I do not wish to be a lone hero, or a great figure of history. I am a member of communities. I work as part of teams. I am a participant, even when I lead. My achievements need not be grand. My care, support, and maintenance are just as essential as those achievements of mine which have depended on the care, support, and maintenance of others.

I want everyone around me to have what they need to thrive. Less acclaim to the lies of lone success, and more memorials to the labors we achieve together, acknowledging that all of society is needed for these works.

May we all be loved, acknowledged, supported, and one day remembered by those close to us. But let the histories record the grand achievements of communities and civilizations rather than their mere coordinators or those who preside. Few great projects worth doing can be accomplished alone. A world which can complete such glittering labors is one of interconnection and grand complexity. We work together even without all understanding our collective goals.

And that strength of community is also a great vulnerability. For the silent march of society also unbars the way for some to take far more than they should while manipulating the bonds of kinship which bring us together.

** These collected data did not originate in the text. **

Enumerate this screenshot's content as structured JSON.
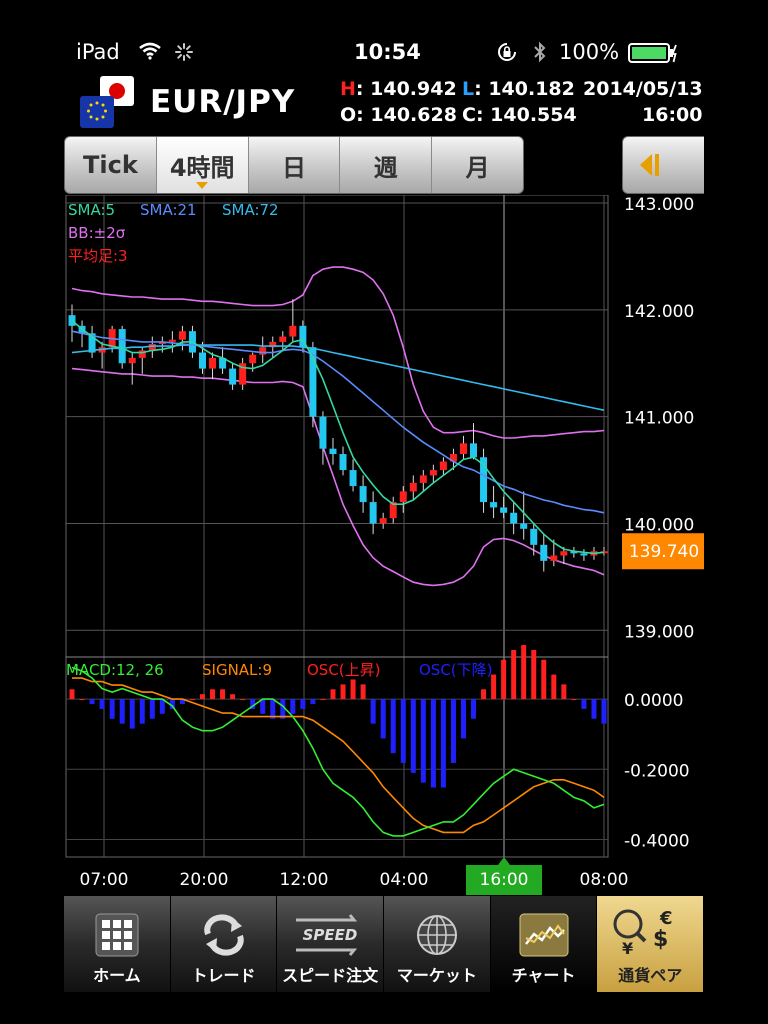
{
  "status": {
    "carrier": "iPad",
    "time": "10:54",
    "battery": "100%"
  },
  "header": {
    "pair": "EUR/JPY",
    "high_label": "H",
    "high": "140.942",
    "low_label": "L",
    "low": "140.182",
    "open_label": "O",
    "open": "140.628",
    "close_label": "C",
    "close": "140.554",
    "date": "2014/05/13",
    "time": "16:00"
  },
  "tabs": [
    "Tick",
    "4時間",
    "日",
    "週",
    "月"
  ],
  "selected_tab": 1,
  "chart_data": {
    "type": "line",
    "price_legend": [
      {
        "text": "SMA:5",
        "color": "#33d9a0"
      },
      {
        "text": "SMA:21",
        "color": "#5a8cff"
      },
      {
        "text": "SMA:72",
        "color": "#33bbee"
      }
    ],
    "bb_legend": {
      "text": "BB:±2σ",
      "color": "#e070f0"
    },
    "ha_legend": {
      "text": "平均足:3",
      "color": "#ff2020"
    },
    "price_ticks": [
      "143.000",
      "142.000",
      "141.000",
      "140.000",
      "139.000"
    ],
    "price_tick_values": [
      143,
      142,
      141,
      140,
      139
    ],
    "price_ylim": [
      138.75,
      143.0
    ],
    "current_price": "139.740",
    "current_price_value": 139.74,
    "macd_legend": [
      {
        "text": "MACD:12, 26",
        "color": "#33ee33"
      },
      {
        "text": "SIGNAL:9",
        "color": "#ff8800"
      },
      {
        "text": "OSC(上昇)",
        "color": "#ff2020"
      },
      {
        "text": "OSC(下降)",
        "color": "#2020ff"
      }
    ],
    "macd_ticks": [
      "0.0000",
      "-0.2000",
      "-0.4000"
    ],
    "macd_tick_values": [
      0,
      -0.2,
      -0.4
    ],
    "macd_ylim": [
      -0.45,
      0.12
    ],
    "time_labels": [
      "07:00",
      "20:00",
      "12:00",
      "04:00",
      "16:00",
      "08:00"
    ],
    "selected_time_label": 4,
    "candle_count": 54,
    "candles": [
      [
        141.95,
        142.05,
        141.7,
        141.85
      ],
      [
        141.85,
        141.9,
        141.65,
        141.78
      ],
      [
        141.78,
        141.85,
        141.55,
        141.6
      ],
      [
        141.6,
        141.7,
        141.45,
        141.65
      ],
      [
        141.65,
        141.85,
        141.6,
        141.82
      ],
      [
        141.82,
        141.85,
        141.45,
        141.5
      ],
      [
        141.5,
        141.6,
        141.3,
        141.55
      ],
      [
        141.55,
        141.65,
        141.4,
        141.62
      ],
      [
        141.62,
        141.75,
        141.55,
        141.68
      ],
      [
        141.68,
        141.75,
        141.6,
        141.7
      ],
      [
        141.7,
        141.8,
        141.6,
        141.72
      ],
      [
        141.72,
        141.85,
        141.62,
        141.8
      ],
      [
        141.8,
        141.85,
        141.55,
        141.6
      ],
      [
        141.6,
        141.7,
        141.4,
        141.45
      ],
      [
        141.45,
        141.6,
        141.35,
        141.55
      ],
      [
        141.55,
        141.65,
        141.4,
        141.45
      ],
      [
        141.45,
        141.5,
        141.25,
        141.3
      ],
      [
        141.3,
        141.55,
        141.25,
        141.5
      ],
      [
        141.5,
        141.6,
        141.42,
        141.58
      ],
      [
        141.58,
        141.75,
        141.5,
        141.65
      ],
      [
        141.65,
        141.75,
        141.55,
        141.7
      ],
      [
        141.7,
        141.8,
        141.62,
        141.75
      ],
      [
        141.75,
        142.1,
        141.7,
        141.85
      ],
      [
        141.85,
        141.9,
        141.6,
        141.65
      ],
      [
        141.65,
        141.7,
        140.9,
        141.0
      ],
      [
        141.0,
        141.05,
        140.55,
        140.7
      ],
      [
        140.7,
        140.8,
        140.55,
        140.65
      ],
      [
        140.65,
        140.72,
        140.45,
        140.5
      ],
      [
        140.5,
        140.6,
        140.3,
        140.35
      ],
      [
        140.35,
        140.45,
        140.1,
        140.2
      ],
      [
        140.2,
        140.3,
        139.9,
        140.0
      ],
      [
        140.0,
        140.1,
        139.95,
        140.05
      ],
      [
        140.05,
        140.25,
        140.0,
        140.2
      ],
      [
        140.2,
        140.35,
        140.1,
        140.3
      ],
      [
        140.3,
        140.45,
        140.22,
        140.38
      ],
      [
        140.38,
        140.5,
        140.3,
        140.45
      ],
      [
        140.45,
        140.55,
        140.38,
        140.5
      ],
      [
        140.5,
        140.62,
        140.45,
        140.58
      ],
      [
        140.58,
        140.7,
        140.5,
        140.65
      ],
      [
        140.65,
        140.82,
        140.6,
        140.75
      ],
      [
        140.75,
        140.94,
        140.6,
        140.62
      ],
      [
        140.62,
        140.7,
        140.1,
        140.2
      ],
      [
        140.2,
        140.35,
        140.05,
        140.15
      ],
      [
        140.15,
        140.25,
        140.05,
        140.1
      ],
      [
        140.1,
        140.2,
        139.9,
        140.0
      ],
      [
        140.0,
        140.3,
        139.85,
        139.95
      ],
      [
        139.95,
        140.0,
        139.7,
        139.8
      ],
      [
        139.8,
        139.9,
        139.55,
        139.65
      ],
      [
        139.65,
        139.85,
        139.6,
        139.7
      ],
      [
        139.7,
        139.78,
        139.62,
        139.74
      ],
      [
        139.74,
        139.78,
        139.68,
        139.72
      ],
      [
        139.72,
        139.76,
        139.65,
        139.7
      ],
      [
        139.7,
        139.78,
        139.66,
        139.74
      ],
      [
        139.74,
        139.78,
        139.7,
        139.74
      ]
    ],
    "sma5": [
      141.9,
      141.82,
      141.75,
      141.68,
      141.66,
      141.64,
      141.6,
      141.6,
      141.62,
      141.63,
      141.65,
      141.7,
      141.7,
      141.64,
      141.58,
      141.55,
      141.5,
      141.46,
      141.45,
      141.48,
      141.55,
      141.62,
      141.7,
      141.72,
      141.55,
      141.35,
      141.1,
      140.85,
      140.62,
      140.48,
      140.36,
      140.25,
      140.18,
      140.18,
      140.22,
      140.3,
      140.38,
      140.45,
      140.52,
      140.6,
      140.62,
      140.55,
      140.42,
      140.3,
      140.2,
      140.1,
      140.0,
      139.9,
      139.82,
      139.76,
      139.74,
      139.73,
      139.72,
      139.73
    ],
    "sma21": [
      141.8,
      141.78,
      141.76,
      141.74,
      141.73,
      141.72,
      141.71,
      141.7,
      141.7,
      141.7,
      141.69,
      141.68,
      141.67,
      141.66,
      141.65,
      141.64,
      141.63,
      141.62,
      141.61,
      141.6,
      141.6,
      141.62,
      141.63,
      141.62,
      141.58,
      141.52,
      141.45,
      141.38,
      141.3,
      141.22,
      141.14,
      141.06,
      140.98,
      140.9,
      140.83,
      140.76,
      140.7,
      140.64,
      140.58,
      140.53,
      140.5,
      140.45,
      140.4,
      140.35,
      140.32,
      140.28,
      140.25,
      140.22,
      140.2,
      140.17,
      140.15,
      140.13,
      140.12,
      140.1
    ],
    "sma72": [
      141.6,
      141.61,
      141.62,
      141.63,
      141.64,
      141.64,
      141.65,
      141.65,
      141.66,
      141.66,
      141.66,
      141.67,
      141.67,
      141.67,
      141.67,
      141.67,
      141.67,
      141.67,
      141.67,
      141.66,
      141.66,
      141.66,
      141.66,
      141.65,
      141.64,
      141.62,
      141.6,
      141.58,
      141.56,
      141.54,
      141.52,
      141.5,
      141.48,
      141.46,
      141.44,
      141.42,
      141.4,
      141.38,
      141.36,
      141.34,
      141.32,
      141.3,
      141.28,
      141.26,
      141.24,
      141.22,
      141.2,
      141.18,
      141.16,
      141.14,
      141.12,
      141.1,
      141.08,
      141.06
    ],
    "bb_upper": [
      142.2,
      142.18,
      142.17,
      142.15,
      142.14,
      142.13,
      142.12,
      142.12,
      142.11,
      142.1,
      142.1,
      142.1,
      142.09,
      142.08,
      142.08,
      142.07,
      142.06,
      142.05,
      142.04,
      142.04,
      142.04,
      142.05,
      142.08,
      142.14,
      142.32,
      142.38,
      142.4,
      142.4,
      142.38,
      142.35,
      142.28,
      142.15,
      141.95,
      141.65,
      141.3,
      141.05,
      140.9,
      140.85,
      140.85,
      140.86,
      140.87,
      140.85,
      140.82,
      140.8,
      140.8,
      140.81,
      140.82,
      140.82,
      140.83,
      140.84,
      140.85,
      140.86,
      140.86,
      140.87
    ],
    "bb_lower": [
      141.45,
      141.44,
      141.43,
      141.42,
      141.41,
      141.4,
      141.4,
      141.39,
      141.38,
      141.38,
      141.38,
      141.37,
      141.37,
      141.36,
      141.36,
      141.35,
      141.34,
      141.33,
      141.32,
      141.32,
      141.32,
      141.33,
      141.32,
      141.28,
      141.0,
      140.72,
      140.45,
      140.18,
      139.98,
      139.8,
      139.68,
      139.6,
      139.55,
      139.5,
      139.45,
      139.43,
      139.42,
      139.43,
      139.45,
      139.5,
      139.6,
      139.78,
      139.85,
      139.86,
      139.84,
      139.8,
      139.75,
      139.7,
      139.66,
      139.63,
      139.6,
      139.58,
      139.56,
      139.52
    ],
    "macd": [
      0.09,
      0.08,
      0.06,
      0.03,
      0.02,
      0.03,
      0.02,
      0.01,
      0.0,
      0.0,
      -0.02,
      -0.06,
      -0.08,
      -0.09,
      -0.09,
      -0.08,
      -0.06,
      -0.04,
      -0.02,
      -0.0,
      0.0,
      -0.02,
      -0.05,
      -0.09,
      -0.14,
      -0.2,
      -0.24,
      -0.26,
      -0.28,
      -0.31,
      -0.35,
      -0.38,
      -0.39,
      -0.39,
      -0.38,
      -0.37,
      -0.36,
      -0.35,
      -0.35,
      -0.33,
      -0.3,
      -0.27,
      -0.24,
      -0.22,
      -0.2,
      -0.21,
      -0.22,
      -0.23,
      -0.24,
      -0.26,
      -0.28,
      -0.29,
      -0.31,
      -0.3
    ],
    "signal": [
      0.06,
      0.06,
      0.05,
      0.05,
      0.04,
      0.04,
      0.03,
      0.02,
      0.02,
      0.01,
      0.0,
      0.0,
      -0.01,
      -0.02,
      -0.03,
      -0.04,
      -0.04,
      -0.05,
      -0.05,
      -0.05,
      -0.05,
      -0.05,
      -0.05,
      -0.05,
      -0.06,
      -0.08,
      -0.1,
      -0.12,
      -0.15,
      -0.18,
      -0.21,
      -0.25,
      -0.28,
      -0.31,
      -0.34,
      -0.36,
      -0.37,
      -0.38,
      -0.38,
      -0.38,
      -0.36,
      -0.35,
      -0.33,
      -0.31,
      -0.29,
      -0.27,
      -0.25,
      -0.24,
      -0.23,
      -0.23,
      -0.24,
      -0.25,
      -0.26,
      -0.28
    ],
    "osc": [
      0.02,
      0.0,
      -0.01,
      -0.02,
      -0.04,
      -0.05,
      -0.06,
      -0.05,
      -0.04,
      -0.03,
      -0.02,
      -0.01,
      -0.0,
      0.01,
      0.02,
      0.02,
      0.01,
      -0.0,
      -0.02,
      -0.03,
      -0.04,
      -0.04,
      -0.03,
      -0.02,
      -0.01,
      0.0,
      0.02,
      0.03,
      0.04,
      0.03,
      -0.05,
      -0.08,
      -0.11,
      -0.13,
      -0.15,
      -0.17,
      -0.18,
      -0.18,
      -0.13,
      -0.08,
      -0.04,
      0.02,
      0.05,
      0.08,
      0.1,
      0.11,
      0.1,
      0.08,
      0.05,
      0.03,
      0.0,
      -0.02,
      -0.04,
      -0.05
    ]
  },
  "tabbar": [
    {
      "label": "ホーム",
      "icon": "home-grid-icon"
    },
    {
      "label": "トレード",
      "icon": "trade-arrows-icon"
    },
    {
      "label": "スピード注文",
      "icon": "speed-order-icon",
      "icon_text": "SPEED"
    },
    {
      "label": "マーケット",
      "icon": "globe-icon"
    },
    {
      "label": "チャート",
      "icon": "chart-icon"
    },
    {
      "label": "通貨ペア",
      "icon": "currency-pair-icon",
      "icon_text_1": "€",
      "icon_text_2": "$",
      "icon_text_3": "¥"
    }
  ],
  "selected_tabbar": 4,
  "colors": {
    "bull": "#ff2020",
    "bear": "#22c8f0",
    "grid": "#555555",
    "price_badge": "#ff8800",
    "time_highlight": "#22aa22"
  }
}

They claim that their leadership — more often mere “investment” — puts them at the top of a fanciful chart of people, not understanding that leadership is an act of service which should not be perverted into an excuse for control and extraction.

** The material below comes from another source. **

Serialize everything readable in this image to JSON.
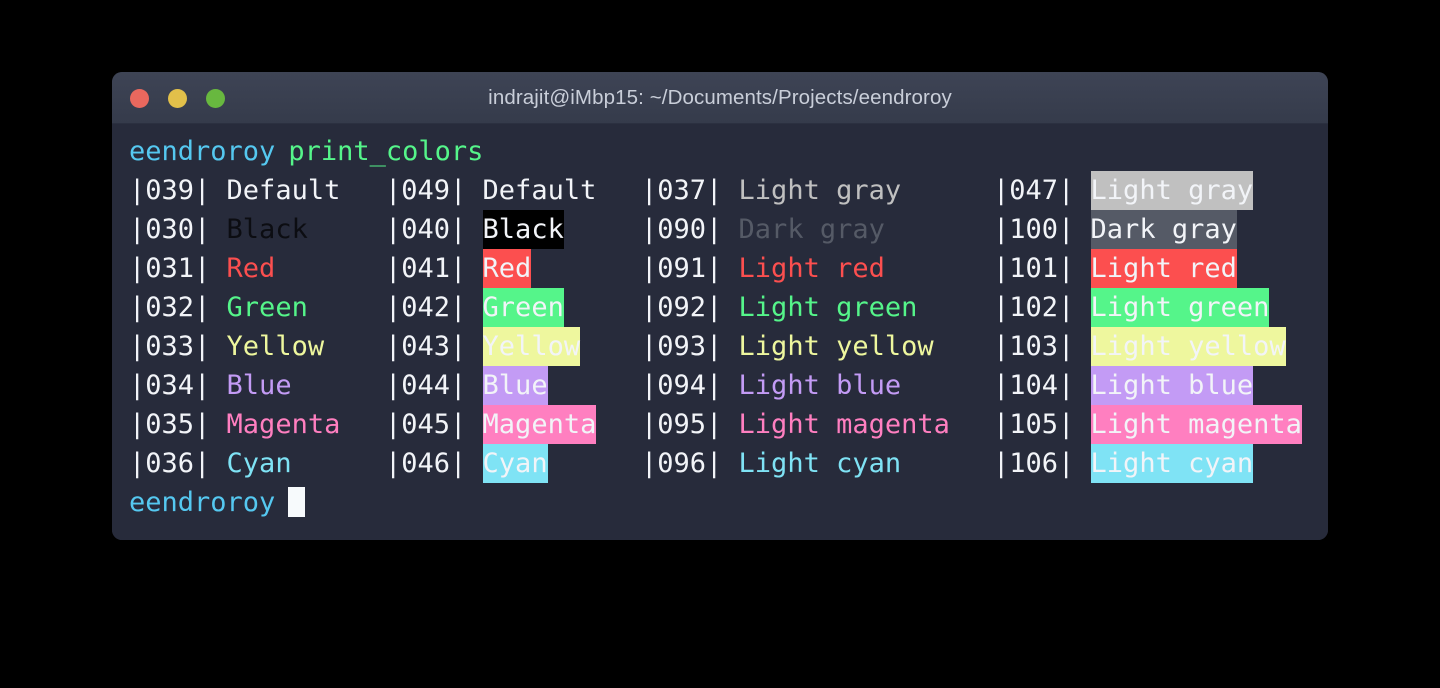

When society is running well, when all have what they need, when our infrastructure and institutions are maintained: it is not always essential for each of us to understand all the intricacies which provide the function for this massively complex organism we call humanity. These systems should exist so that each of us can do what we do best and what gives us purpose, without needing to worry about all the other ways the world works.

But each of the systems of society can develop defects. Food, housing, healthcare, infrastructure, leisure, welfare, administration… Each can be manipulated to allow some with their thumb on the scales to extract larger and larger rents for their involvement in the essential functions of a healthy society. Gradually, then all at once these wells of mutual support slowly run dry. We see what society achieves taken mostly for the benefit of fewer and fewer. While so many around us lack those essentials which should be theirs by right simply of being a person.

And this is when we must turn our gaze to the minutiae workings of each of these unjust systems. It is so often with careful detailed manipulation that the wealth due society is extracted by a few. Focused attention is likewise needed to rebalance each mechanism back to its prosocial obligations rather than the enrichment of too few of us.

There are so many systems of society (and so many manipulated in this way) that this task of repair and rebalancing seems daunting. Those who claim an unfair share for themselves often seek to adjust the mechanisms of power so that their stolen fortunes cannot be returned to those who built them. These nefarious projects too must be unwound.

If it was possible for so few to steal so much from so many, just think what an achievement it will be to return that lost product of society back to the multitude.